Are financial giants contradicting their own climate pledges?
Report says corporate-level financing by five big firms contributes to oil drilling in the Amazon.
Five large financial firms from the United States and the United Kingdom are bankrolling an oil boom in the western Amazon, says a new report from environmental group Amazon Watch.
According to the data released this week, debt and equity financing from BlackRock, Citi, JPMorgan Chase, HSBC and Goldman Sachs are enabling the development of millions of hectares for oil extraction in Peru, Ecuador and Colombia.
In many cases, these investments run contrary to recent climate pledges from those companies, says Amazon Watch, and could contribute to the environmental collapse of the Amazon region in South America.
Proposed oil drilling in isolated rainforest areas threatens the most biodiverse region in the world, endangers the way of life for indigenous communities and paves the way for more severe climate change.
“Oil drilling is happening in the Amazon, and that is something that not a lot of people know,” said Moira Birss, climate and finance director at Amazon Watch.
She told Al Jazeera that this development is “contributing to the climate crisis, deforesting the precious Amazon rainforest and violating indigenous territorial rights”.
“US and European investment banks are complicit in the environmental destruction,” she added. “All of the five financial institutions we call attention to in our report have recently made climate and sustainability commitments and announcements, but they fall far short of where they need to be.”
Scrutiny of big banks
Essential to mitigating climate change, the Amazon rainforest absorbs about two billion tonnes of carbon dioxide each year – some 5 percent of all global emissions.
As part of the Earth’s natural thermostat, hemispheric weather patterns and temperature regulation are significantly determined by Amazon’s state of equilibrium.
The ancestral indigenous lands of the western Amazon sit above oil and gas deposits, whose extraction causes climate woes and presents a financial risk for those firms funding the drilling.
The report from Amazon Watch details how, in the past three years, these five firms have provided tens of billions of dollars in debt and equity financing to four oil companies that operate in the Amazon: Amerisur, GeoPark, Frontera Energy and Andes Petroleum.
Asset Manager BlackRock received praise for a recent commitment to “fundamentally reshape finance to deal with climate change” as it pledged to reduce investments in coal companies and minimise agribusiness contributions to deforestation.

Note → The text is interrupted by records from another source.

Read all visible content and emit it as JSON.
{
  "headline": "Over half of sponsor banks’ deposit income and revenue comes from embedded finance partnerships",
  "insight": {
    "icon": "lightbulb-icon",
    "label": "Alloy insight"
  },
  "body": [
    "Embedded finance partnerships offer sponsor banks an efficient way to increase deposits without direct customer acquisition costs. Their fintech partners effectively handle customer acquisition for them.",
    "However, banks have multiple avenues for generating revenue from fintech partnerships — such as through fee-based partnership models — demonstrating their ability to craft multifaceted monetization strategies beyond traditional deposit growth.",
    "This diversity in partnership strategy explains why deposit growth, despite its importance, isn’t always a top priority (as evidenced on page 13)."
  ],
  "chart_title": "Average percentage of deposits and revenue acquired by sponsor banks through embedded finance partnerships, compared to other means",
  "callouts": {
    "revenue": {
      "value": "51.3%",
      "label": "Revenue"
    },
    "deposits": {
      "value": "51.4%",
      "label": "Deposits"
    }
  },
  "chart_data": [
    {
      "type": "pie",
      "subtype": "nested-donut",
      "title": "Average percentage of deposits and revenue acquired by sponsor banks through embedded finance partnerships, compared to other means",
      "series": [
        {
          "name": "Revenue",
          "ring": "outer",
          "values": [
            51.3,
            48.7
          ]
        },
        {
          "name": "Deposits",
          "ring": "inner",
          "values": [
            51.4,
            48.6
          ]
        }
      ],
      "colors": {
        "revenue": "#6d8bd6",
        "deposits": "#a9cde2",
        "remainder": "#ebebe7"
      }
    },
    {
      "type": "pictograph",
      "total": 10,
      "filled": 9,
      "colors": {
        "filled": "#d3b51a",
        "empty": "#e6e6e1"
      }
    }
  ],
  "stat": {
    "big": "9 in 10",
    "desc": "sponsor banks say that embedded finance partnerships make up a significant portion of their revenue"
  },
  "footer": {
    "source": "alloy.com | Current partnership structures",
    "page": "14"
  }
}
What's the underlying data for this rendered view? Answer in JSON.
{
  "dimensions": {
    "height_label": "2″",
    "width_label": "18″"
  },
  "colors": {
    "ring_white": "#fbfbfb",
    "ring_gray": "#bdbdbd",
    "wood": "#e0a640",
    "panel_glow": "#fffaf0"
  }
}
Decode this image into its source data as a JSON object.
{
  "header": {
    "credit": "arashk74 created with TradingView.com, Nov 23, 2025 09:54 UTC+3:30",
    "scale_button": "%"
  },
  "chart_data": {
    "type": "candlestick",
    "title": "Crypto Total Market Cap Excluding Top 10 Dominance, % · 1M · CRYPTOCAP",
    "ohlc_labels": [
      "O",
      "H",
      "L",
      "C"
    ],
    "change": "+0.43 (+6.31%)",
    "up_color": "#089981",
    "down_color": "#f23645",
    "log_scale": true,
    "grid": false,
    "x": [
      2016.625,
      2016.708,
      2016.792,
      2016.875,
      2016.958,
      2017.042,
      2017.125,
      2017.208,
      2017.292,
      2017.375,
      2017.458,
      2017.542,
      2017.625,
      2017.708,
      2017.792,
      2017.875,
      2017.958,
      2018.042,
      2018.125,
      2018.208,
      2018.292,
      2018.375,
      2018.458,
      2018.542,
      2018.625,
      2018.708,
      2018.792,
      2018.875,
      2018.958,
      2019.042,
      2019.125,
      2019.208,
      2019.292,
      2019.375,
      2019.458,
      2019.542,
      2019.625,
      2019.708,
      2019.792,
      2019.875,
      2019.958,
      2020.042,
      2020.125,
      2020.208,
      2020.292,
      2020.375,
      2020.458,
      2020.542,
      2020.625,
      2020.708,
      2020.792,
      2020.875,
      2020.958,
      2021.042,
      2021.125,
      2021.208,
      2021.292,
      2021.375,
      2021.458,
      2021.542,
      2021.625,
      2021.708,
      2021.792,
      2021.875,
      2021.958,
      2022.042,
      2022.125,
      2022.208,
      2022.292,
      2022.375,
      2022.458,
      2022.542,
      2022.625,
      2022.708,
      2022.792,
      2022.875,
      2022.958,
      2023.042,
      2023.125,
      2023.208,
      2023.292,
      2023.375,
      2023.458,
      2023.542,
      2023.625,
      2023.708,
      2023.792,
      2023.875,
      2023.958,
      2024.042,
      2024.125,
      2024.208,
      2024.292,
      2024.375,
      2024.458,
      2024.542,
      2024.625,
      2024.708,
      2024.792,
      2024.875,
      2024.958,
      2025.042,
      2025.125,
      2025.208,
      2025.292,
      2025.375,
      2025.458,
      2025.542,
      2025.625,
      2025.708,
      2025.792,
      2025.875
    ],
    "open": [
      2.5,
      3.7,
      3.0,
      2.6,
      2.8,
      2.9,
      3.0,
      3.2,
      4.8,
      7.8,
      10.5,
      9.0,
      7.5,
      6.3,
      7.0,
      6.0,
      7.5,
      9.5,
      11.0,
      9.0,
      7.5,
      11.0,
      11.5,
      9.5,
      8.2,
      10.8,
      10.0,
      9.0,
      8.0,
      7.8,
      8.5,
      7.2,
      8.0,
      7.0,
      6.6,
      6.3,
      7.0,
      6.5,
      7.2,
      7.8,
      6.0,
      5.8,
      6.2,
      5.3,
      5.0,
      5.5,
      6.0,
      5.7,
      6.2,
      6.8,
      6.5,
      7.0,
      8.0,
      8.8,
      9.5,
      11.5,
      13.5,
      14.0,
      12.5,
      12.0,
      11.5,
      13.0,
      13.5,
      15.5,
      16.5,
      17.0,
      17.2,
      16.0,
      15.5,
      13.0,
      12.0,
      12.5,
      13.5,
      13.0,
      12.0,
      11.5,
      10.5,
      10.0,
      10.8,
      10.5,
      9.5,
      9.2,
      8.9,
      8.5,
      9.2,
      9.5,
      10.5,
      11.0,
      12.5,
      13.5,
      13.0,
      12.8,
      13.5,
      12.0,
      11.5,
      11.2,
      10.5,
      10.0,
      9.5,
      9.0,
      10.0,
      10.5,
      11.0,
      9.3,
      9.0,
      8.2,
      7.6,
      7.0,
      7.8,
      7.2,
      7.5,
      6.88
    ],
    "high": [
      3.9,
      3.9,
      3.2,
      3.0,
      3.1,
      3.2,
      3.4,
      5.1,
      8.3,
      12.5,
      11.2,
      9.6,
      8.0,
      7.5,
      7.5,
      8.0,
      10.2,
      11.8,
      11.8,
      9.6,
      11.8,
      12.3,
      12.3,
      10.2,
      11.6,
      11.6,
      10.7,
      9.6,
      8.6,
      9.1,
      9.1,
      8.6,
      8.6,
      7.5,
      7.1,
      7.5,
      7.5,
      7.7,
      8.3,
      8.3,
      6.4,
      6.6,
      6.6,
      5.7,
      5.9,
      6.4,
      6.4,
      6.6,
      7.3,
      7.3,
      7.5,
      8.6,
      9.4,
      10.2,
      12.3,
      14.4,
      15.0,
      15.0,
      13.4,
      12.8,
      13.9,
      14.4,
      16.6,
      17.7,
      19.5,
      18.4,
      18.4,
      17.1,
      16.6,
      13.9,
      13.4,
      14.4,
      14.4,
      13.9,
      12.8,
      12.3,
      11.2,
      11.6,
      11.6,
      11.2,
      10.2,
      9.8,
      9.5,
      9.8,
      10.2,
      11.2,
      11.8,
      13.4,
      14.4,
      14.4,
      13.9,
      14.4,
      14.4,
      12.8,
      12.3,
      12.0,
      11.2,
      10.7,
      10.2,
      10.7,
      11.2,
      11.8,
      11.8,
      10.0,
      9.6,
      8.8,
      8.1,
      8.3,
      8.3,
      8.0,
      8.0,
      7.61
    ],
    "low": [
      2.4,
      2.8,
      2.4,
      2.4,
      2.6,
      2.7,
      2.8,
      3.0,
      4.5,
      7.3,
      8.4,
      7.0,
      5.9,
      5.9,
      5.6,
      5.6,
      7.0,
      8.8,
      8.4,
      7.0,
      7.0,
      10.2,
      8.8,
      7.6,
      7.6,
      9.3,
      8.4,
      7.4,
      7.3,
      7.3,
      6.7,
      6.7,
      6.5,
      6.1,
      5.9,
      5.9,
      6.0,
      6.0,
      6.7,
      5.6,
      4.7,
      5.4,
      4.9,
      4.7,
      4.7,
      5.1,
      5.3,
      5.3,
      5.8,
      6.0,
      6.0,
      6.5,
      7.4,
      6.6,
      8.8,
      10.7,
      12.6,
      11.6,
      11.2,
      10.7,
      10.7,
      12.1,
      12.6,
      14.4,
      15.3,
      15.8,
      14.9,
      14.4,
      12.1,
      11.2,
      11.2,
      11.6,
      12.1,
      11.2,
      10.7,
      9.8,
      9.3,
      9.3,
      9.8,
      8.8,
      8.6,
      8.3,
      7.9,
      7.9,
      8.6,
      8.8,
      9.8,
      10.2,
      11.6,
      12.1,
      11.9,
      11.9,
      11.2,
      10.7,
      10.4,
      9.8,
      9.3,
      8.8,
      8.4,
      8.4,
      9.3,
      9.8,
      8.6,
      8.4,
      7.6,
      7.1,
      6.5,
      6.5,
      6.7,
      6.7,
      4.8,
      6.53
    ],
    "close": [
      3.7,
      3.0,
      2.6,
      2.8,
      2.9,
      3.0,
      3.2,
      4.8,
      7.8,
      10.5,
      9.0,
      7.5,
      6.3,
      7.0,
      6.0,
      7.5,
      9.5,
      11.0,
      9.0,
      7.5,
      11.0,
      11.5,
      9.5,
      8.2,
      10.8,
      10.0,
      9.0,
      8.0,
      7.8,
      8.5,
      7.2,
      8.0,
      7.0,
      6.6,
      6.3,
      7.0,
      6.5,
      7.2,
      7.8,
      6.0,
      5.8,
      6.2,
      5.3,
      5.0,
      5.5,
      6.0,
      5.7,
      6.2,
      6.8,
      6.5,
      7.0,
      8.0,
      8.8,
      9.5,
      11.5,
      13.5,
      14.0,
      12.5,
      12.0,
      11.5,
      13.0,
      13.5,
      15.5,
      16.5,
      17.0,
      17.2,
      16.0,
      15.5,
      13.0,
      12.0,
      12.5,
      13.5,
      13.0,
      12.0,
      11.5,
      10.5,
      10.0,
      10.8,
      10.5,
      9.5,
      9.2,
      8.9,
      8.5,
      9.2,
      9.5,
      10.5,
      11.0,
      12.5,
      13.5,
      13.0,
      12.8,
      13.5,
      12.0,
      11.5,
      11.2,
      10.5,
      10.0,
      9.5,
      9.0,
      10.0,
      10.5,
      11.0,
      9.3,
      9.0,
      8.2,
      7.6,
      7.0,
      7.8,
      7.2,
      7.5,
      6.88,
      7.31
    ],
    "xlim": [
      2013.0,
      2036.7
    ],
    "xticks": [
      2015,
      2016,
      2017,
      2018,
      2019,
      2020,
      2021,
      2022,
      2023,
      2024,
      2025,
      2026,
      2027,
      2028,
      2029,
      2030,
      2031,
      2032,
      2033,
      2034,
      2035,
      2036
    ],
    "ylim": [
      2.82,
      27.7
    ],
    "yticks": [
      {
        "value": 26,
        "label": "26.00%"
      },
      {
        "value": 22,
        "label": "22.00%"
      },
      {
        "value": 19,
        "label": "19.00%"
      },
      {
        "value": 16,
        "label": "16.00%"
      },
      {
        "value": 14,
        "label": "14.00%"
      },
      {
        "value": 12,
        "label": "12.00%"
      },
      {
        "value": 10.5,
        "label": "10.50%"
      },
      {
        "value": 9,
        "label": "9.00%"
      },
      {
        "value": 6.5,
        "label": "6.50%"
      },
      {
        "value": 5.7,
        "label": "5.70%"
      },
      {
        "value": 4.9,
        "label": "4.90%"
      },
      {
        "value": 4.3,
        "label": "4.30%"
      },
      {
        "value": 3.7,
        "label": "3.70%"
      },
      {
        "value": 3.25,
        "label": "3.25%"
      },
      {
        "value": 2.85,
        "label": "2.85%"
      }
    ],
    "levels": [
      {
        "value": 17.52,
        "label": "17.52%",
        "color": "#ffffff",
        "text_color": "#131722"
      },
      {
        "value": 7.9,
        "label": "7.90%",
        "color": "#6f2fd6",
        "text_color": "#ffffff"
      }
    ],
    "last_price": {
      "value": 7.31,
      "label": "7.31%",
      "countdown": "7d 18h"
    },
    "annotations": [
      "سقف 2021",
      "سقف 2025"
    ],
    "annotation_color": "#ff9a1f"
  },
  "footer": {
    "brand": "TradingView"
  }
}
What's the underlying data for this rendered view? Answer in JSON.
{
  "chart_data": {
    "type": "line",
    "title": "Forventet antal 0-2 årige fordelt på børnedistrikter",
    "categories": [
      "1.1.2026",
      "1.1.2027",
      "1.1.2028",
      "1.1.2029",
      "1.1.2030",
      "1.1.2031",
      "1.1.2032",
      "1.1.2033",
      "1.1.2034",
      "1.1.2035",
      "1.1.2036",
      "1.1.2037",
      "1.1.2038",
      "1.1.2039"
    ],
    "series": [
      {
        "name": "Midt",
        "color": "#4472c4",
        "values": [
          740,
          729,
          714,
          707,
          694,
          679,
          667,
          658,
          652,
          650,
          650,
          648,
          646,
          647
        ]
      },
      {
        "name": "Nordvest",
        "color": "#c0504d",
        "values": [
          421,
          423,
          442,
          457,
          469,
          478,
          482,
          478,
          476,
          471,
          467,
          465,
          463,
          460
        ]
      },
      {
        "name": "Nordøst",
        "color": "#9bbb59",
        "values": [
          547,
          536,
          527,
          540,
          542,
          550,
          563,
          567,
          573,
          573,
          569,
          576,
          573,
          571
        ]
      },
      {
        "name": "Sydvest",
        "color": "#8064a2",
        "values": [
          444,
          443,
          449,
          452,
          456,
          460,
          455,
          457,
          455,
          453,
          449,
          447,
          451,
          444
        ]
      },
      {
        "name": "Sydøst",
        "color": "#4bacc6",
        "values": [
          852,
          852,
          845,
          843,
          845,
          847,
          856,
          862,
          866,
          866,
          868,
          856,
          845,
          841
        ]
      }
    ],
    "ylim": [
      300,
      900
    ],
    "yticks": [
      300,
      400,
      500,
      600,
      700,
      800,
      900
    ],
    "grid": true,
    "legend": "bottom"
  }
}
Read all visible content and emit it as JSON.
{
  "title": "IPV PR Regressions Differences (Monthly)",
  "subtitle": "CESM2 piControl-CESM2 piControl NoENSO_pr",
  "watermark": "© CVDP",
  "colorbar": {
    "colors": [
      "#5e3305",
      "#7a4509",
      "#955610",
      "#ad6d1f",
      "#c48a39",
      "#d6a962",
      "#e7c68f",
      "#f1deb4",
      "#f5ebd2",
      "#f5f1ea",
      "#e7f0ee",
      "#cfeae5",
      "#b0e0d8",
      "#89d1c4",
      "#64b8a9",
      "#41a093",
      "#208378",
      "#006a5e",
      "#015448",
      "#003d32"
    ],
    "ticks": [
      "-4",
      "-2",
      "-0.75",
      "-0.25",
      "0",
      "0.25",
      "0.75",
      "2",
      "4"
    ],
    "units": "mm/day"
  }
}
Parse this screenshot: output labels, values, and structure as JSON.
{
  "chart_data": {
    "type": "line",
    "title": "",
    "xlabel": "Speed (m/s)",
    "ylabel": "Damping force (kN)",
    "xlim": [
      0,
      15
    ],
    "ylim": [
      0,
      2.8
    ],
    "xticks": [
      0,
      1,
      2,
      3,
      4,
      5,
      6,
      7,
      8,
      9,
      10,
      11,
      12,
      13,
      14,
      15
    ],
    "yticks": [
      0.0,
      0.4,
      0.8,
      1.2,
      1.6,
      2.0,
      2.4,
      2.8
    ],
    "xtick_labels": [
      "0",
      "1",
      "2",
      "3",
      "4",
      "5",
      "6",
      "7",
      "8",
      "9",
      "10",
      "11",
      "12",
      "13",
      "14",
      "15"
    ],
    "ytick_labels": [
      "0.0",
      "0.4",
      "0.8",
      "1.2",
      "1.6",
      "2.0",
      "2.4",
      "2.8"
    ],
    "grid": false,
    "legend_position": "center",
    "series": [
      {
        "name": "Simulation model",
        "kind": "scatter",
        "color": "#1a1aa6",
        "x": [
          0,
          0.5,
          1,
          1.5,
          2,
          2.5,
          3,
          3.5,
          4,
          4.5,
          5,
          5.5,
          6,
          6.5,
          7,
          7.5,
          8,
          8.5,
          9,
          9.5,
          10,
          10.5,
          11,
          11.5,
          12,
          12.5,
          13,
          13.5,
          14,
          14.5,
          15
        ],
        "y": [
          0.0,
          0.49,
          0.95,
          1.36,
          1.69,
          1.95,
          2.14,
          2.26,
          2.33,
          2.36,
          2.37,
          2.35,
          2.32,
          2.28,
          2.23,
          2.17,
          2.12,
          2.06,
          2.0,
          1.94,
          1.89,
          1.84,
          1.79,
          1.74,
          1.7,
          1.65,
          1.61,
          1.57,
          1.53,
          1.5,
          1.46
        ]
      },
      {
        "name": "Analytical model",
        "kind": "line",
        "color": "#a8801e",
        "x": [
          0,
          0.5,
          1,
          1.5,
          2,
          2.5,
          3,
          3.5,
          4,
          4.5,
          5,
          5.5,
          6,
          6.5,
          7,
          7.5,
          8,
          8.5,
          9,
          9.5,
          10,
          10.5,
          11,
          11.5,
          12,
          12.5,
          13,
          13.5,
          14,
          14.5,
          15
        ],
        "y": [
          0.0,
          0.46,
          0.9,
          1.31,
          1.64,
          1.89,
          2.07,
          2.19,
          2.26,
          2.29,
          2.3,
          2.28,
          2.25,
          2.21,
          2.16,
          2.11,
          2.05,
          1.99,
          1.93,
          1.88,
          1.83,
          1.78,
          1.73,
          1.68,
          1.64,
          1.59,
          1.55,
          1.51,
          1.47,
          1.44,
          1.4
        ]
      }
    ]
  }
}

But according to the report, BlackRock has $2.5bn worth of stocks and bonds in GeoPark, Frontera Energy and Andes Petroleum.
It also found that Citi contributed $827m in debt financing for the expansion of Amazon crude oil operations by those same three energy firms.
JPMorgan Chase recently imposed fresh restrictions on underwriting Arctic oil and gas. But Amazon Watch research revealed that – as of the end of 2019 – the company held $401m of stocks and bonds in Geopark, Frontera Energy and Andes Petroleum. It contributed an additional $490m in debt financing for crude operations in the Amazon.
HSBC held $595m of stocks and bonds in GeoPark and Andes Petroleum and over the last three years provided $648m in debt financing for oil activity in the Amazon. HSBC’s total contribution to Amazon crude extraction was $1.24bn.
Since 2017, Goldman Sachs has contributed $998m in debt financing for Andes Petroleum and GeoPark, and its holdings of stocks and bonds for the two companies brought total financing of Amazon crude to well above $1bn, the report found.
‘Corporate-level financing’
While many of these financial firms have expressed bold commitments towards environmental and social goals, Amazon Watch says they need to do much more to clean up their records.
Along with a coalition of other organisations, Amazon Watch is singling out these companies with a Stop the Money Pipeline campaign – demanding a significant shift in the financing of fossil fuel extraction and deforestation.
“The primary reason much of the western Amazon region remains largely free of industrial extraction,” the report said, “is due to the successful efforts of indigenous peoples to protect and defend their territories.”
“We initially had been focused on project-level financing: loans for a specific project,” said Birss of Amazon Watch.
“This missed the whole picture, because corporate-level financing allows an oil company to expand operations, particularly for some of the more controversial, risky or difficult projects,” she added.
“Fossil fuel stocks are in decline,” Birss said, referring to the recent oil plunge and lack of petroleum profitability over the long term. “But the explanation isn’t as simple as whether a [individual] stock is performing well.”